By Michael Schilli
Users normally don't get to see what's going on under the covers of a LAN. One hidden activity is packet addressing on the last hop of a route, which includes discovering a device's unique MAC address to match an IP address. This activity is the domain of the ARP protocol.
Watching all MAC addresses currently in use can lead to interesting conclusions about who is using or abusing a local network.
You may recall my fellow columnist Charly Kühnast talked about arpalert [4] previously [2]. The daemon monitors ARP requests and com-pares their MAC addresses with a whitelist.
Unknown MAC addresses trigger an alert. However, duplicate alerts can occur for the same incident, and the accompanying documentation leaves much to be desired.
Luckily, the Net::Pcap and NetPacket::Ethernet modules from CPAN make it fairly easy to craft a Perl script to extract the MAC address from the packets whizzing around on your LAN.
Rose, the object-oriented database mapper, provides an easy way to store the data you harvest in a MySQL database, which you can review later when you have time. If you need to determine which devices have been active on your LAN in, say, the last 24 hours, you can simply call the script lastaccess (shown later in Listing 6), which produces the output shown in Figure 1.

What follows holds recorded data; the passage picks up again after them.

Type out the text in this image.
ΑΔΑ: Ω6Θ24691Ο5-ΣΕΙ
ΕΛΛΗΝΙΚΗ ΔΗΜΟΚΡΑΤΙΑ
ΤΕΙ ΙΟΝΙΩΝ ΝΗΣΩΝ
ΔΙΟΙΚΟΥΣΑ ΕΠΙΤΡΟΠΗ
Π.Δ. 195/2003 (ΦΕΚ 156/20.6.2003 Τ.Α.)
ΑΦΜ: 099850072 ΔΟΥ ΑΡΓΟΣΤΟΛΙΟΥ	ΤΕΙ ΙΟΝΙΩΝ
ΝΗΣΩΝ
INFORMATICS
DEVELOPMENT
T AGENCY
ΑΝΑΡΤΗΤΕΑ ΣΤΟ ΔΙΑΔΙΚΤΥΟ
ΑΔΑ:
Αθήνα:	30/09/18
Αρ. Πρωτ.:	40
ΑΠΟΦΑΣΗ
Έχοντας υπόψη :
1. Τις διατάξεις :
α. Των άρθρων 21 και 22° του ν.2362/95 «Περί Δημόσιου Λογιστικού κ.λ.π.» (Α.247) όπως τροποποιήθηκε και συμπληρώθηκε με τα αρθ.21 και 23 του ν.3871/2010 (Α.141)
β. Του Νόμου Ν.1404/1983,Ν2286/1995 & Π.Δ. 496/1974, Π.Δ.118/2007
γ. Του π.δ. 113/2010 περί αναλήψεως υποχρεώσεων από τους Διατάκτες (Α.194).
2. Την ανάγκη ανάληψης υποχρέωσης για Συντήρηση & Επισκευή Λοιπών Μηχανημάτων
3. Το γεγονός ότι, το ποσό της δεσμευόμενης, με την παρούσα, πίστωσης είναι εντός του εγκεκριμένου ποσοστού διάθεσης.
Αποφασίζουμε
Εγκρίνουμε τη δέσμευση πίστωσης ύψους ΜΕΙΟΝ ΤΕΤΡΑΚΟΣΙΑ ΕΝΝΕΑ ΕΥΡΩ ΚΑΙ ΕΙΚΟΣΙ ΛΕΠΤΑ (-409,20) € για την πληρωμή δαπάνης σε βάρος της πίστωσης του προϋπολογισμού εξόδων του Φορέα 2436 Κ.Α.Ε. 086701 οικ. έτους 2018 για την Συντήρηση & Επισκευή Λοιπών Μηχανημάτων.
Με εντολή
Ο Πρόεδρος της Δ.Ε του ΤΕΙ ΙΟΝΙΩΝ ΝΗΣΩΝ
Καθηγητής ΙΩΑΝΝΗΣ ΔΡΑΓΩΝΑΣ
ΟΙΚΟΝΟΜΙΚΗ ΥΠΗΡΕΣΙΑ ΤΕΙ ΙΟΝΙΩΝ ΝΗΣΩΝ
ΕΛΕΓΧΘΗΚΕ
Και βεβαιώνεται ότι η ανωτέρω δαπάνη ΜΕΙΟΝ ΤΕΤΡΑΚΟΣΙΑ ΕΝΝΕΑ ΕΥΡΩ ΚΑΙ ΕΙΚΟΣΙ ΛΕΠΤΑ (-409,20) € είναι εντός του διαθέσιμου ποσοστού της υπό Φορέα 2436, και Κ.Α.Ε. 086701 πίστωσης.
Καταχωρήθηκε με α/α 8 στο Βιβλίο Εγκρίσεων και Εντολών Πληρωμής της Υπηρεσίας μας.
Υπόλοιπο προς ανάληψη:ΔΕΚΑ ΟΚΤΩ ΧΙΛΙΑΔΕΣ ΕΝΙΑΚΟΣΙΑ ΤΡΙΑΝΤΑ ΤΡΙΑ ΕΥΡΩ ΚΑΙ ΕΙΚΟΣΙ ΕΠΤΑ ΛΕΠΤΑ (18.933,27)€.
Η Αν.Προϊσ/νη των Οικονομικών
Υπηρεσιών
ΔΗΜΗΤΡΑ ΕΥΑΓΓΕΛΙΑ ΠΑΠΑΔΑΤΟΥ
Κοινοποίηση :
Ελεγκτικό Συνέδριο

Just like the graphical network sniffer, capture, which I discussed in issue 49 ([3]), the arpcollect script in Listing 1 first switches the network card in your computer to promiscuous mode. In this mode, the card not only picks up packets addressed to it, but passes any packets it finds to the sniffing script.
Listing 1: arpcollect |
01 #!/usr/bin/perl -w 02 use strict; 03 use Net::Pcap; 04 use NetPacket::IP; 05 use NetPacket::Ethernet; 06 use Socket; 07 use WatchLAN; 08 09 die "You need to be root ", 10 "to run this.\n" 11 if $> != 0; 12 13 my($err, $netaddr, $netmask); 14 15 my $dev = 16 Net::Pcap::lookupdev(\$err); 17 18 Net::Pcap::lookupnet($dev, 19 \$netaddr, \$netmask, \$err) 20 and die 21 "lookupnet $dev failed ($!)"; 22 23 my $object = 24 Net::Pcap::open_live($dev, 25 128, 1, -1, \$err); 26 27 my $db = WatchLAN->new(); 28 29 Net::Pcap::loop($object, -1, 30 \&callback, 31 [ $netaddr, $netmask ]); 32 33 ############################# 34 sub callback { 35 ############################# 36 my ($user_data, $hdr, 37 $raw_packet) = @_; 38 39 my ($netaddr, $netmask) = 40 @$user_data; 41 42 my $packet = 43 NetPacket::Ethernet 44 ->decode($raw_packet); 45 46 my $src_mac = 47 $packet->{src_mac}; 48 49 # Add separating colons 50 $src_mac =~ 51 s/(..)(?!$)/$1:/g; 52 53 my $edata = 54 NetPacket::Ethernet::strip 55 ($raw_packet); 56 57 my $ip = 58 NetPacket::IP->decode( 59 $edata); 60 61 # Coming from local network? 62 if ( 63 ( inet_aton($ip->{src_ip}) & 64 pack('N', $netmask) 65 ) eq pack('N', $netaddr) 66 ) { 67 $db->event_add($src_mac, 68 $ip->{src_ip}); 69 } 70 } |
Root privileges are required for this, and line 11 checks for them. If you do not have root privileges, the script simply quits with an error message.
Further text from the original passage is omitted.